The trajectory overlay compares preference formation across Skywork and ArmoRM. The curves suggest that different reward architectures can form preferences along broadly similar depth trajectories while using different component sets. This is a useful bridge between mechanism and training practice, but the paper is careful that these are early empirical slices rather than a universal law of reward models.
Quick idea: reward-lens ports mechanistic interpretability tools to reward models by replacing the vocabulary unembedding target with the reward head vector (w_r).
Why it matters: RLHF systems rely on reward models, but most interpretability tools were built for generative LLMs. A logit lens asks how an intermediate state projects onto tokens through (W_U). A reward model does not end in (W_U); it ends in a scalar head. If we inspect only the policy model and not the reward model, we miss the component that shaped optimization pressure in the first place.
Method walkthrough:
- The paper centers the analysis on the reward head equation (r(x,y)=w_r^\top h_{\mathrm{final}}(x,y)+b_r). The vector (w_r) becomes the axis for lensing, attribution, SAE-feature alignment, and concept analysis.
- Reward Lens projects intermediate residual streams onto (w_r), producing a layer-wise preference trajectory.
- Component attribution decomposes attention and MLP contributions along the same axis.
- Activation patching swaps components between preferred and dispreferred completions, then measures the causal change in reward rather than relying on observational attribution.
Evidence: the paper evaluates Skywork-Reward-Llama-3.1-8B-v0.2 and ArmoRM-Llama3-8B-v0.1 over about 695 RewardBench preference pairs per model. Skywork preferences crystallize uniformly late, around fractional depth 0.90 across helpfulness, safety, correctness, and verbosity. ArmoRM crystallizes earlier and with higher variance, for example correctness at 0.64 plus or minus 0.34. The central result is negative but valuable: linear attribution does not predict causal patching effects. Mean Spearman correlation is -0.256 on Skywork and -0.027 on ArmoRM. In the Skywork helpfulness example, the top attribution components are late MLPs, while the strongest patching effects come from early MLP and attention components.
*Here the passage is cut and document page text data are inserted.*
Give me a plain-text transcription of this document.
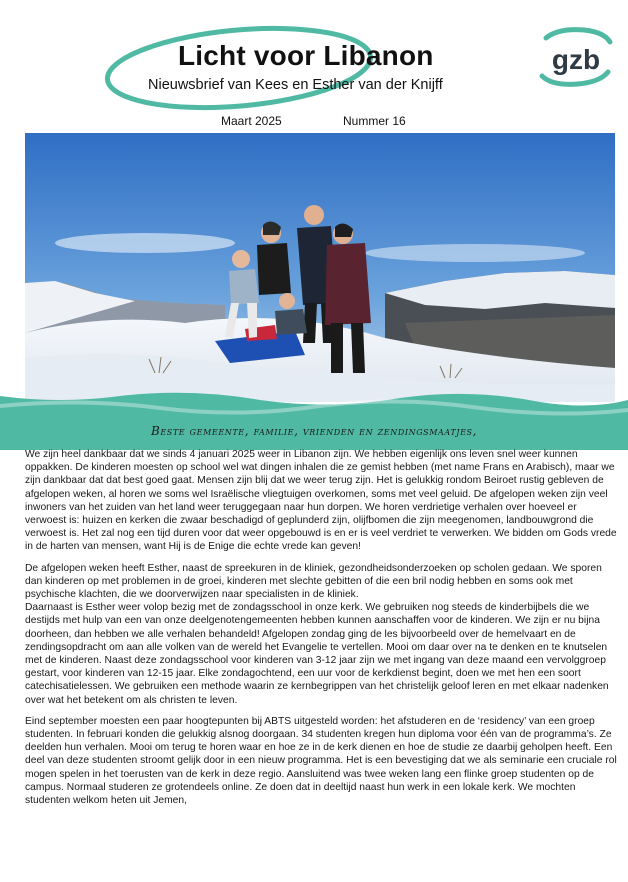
Licht voor Libanon
Nieuwsbrief van Kees en Esther van der Knijff
gzb
Maart 2025	Nummer 16
Beste gemeente, familie, vrienden en zendingsmaatjes,

We zijn heel dankbaar dat we sinds 4 januari 2025 weer in Libanon zijn. We hebben eigenlijk ons leven snel weer kunnen oppakken. De kinderen moesten op school wel wat dingen inhalen die ze gemist hebben (met name Frans en Arabisch), maar we zijn dankbaar dat dat best goed gaat. Mensen zijn blij dat we weer terug zijn. Het is gelukkig rondom Beiroet rustig gebleven de afgelopen weken, al horen we soms wel Israëlische vliegtuigen overkomen, soms met veel geluid. De afgelopen weken zijn veel inwoners van het zuiden van het land weer teruggegaan naar hun dorpen. We horen verdrietige verhalen over hoeveel er verwoest is: huizen en kerken die zwaar beschadigd of geplunderd zijn, olijfbomen die zijn meegenomen, landbouwgrond die verwoest is. Het zal nog een tijd duren voor dat weer opgebouwd is en er is veel verdriet te verwerken. We bidden om Gods vrede in de harten van mensen, want Hij is de Enige die echte vrede kan geven!

De afgelopen weken heeft Esther, naast de spreekuren in de kliniek, gezondheidsonderzoeken op scholen gedaan. We sporen dan kinderen op met problemen in de groei, kinderen met slechte gebitten of die een bril nodig hebben en soms ook met psychische klachten, die we doorverwijzen naar specialisten in de kliniek.

Daarnaast is Esther weer volop bezig met de zondagsschool in onze kerk. We gebruiken nog steeds de kinderbijbels die we destijds met hulp van een van onze deelgenotengemeenten hebben kunnen aanschaffen voor de kinderen. We zijn er nu bijna doorheen, dan hebben we alle verhalen behandeld! Afgelopen zondag ging de les bijvoorbeeld over de hemelvaart en de zendingsopdracht om aan alle volken van de wereld het Evangelie te vertellen. Mooi om daar over na te denken en te knutselen met de kinderen. Naast deze zondagsschool voor kinderen van 3-12 jaar zijn we met ingang van deze maand een vervolggroep gestart, voor kinderen van 12-15 jaar. Elke zondagochtend, een uur voor de kerkdienst begint, doen we met hen een soort catechisatielessen. We gebruiken een methode waarin ze kernbegrippen van het christelijk geloof leren en met elkaar nadenken over wat het betekent om als christen te leven.

Eind september moesten een paar hoogtepunten bij ABTS uitgesteld worden: het afstuderen en de ‘residency’ van een groep studenten. In februari konden die gelukkig alsnog doorgaan. 34 studenten kregen hun diploma voor één van de programma’s. Ze deelden hun verhalen. Mooi om terug te horen waar en hoe ze in de kerk dienen en hoe de studie ze daarbij geholpen heeft. Een deel van deze studenten stroomt gelijk door in een nieuw programma. Het is een bevestiging dat we als seminarie een cruciale rol mogen spelen in het toerusten van de kerk in deze regio. Aansluitend was twee weken lang een flinke groep studenten op de campus. Normaal studeren ze grotendeels online. Ze doen dat in deeltijd naast hun werk in een lokale kerk. We mochten studenten welkom heten uit Jemen,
My judgment: I included this one because it answers the user’s point about depth and formulas. The formula is simple, but it changes the inspection target. The paper’s strongest contribution is the insistence that attribution and patching answer different questions. The weakest part is sample size around some hacking and cascade probes; the author is explicit that those results are directional. I would treat reward-lens as a tool paper whose value depends on follow-up replication across more reward models and larger probe sets.
Connection to tracked themes: large model mechanisms, agentic training, reward-model auditing, interpretability tooling.
Reading Priority And Next Questions
My order after this issue: Web2BigTable first if you care about data agents, Trace-Level Contamination first if you care about deployment review, Step-level Optimization first if you care about GUI-agent cost, and reward-lens first if you care about the training signal that shapes agent behavior.
Next questions I would track:
- Can shared workboards support cross-worker contradiction resolution, not only parallel row filling?
- Can GUI-agent cascades learn event detectors that transfer across products and slow real-world services?
- Can trace divergence trigger targeted validation policies before final-answer checking?
- Can reward-model interpretability be wired into RLHF training loops as a live alarm instead of a post-hoc notebook?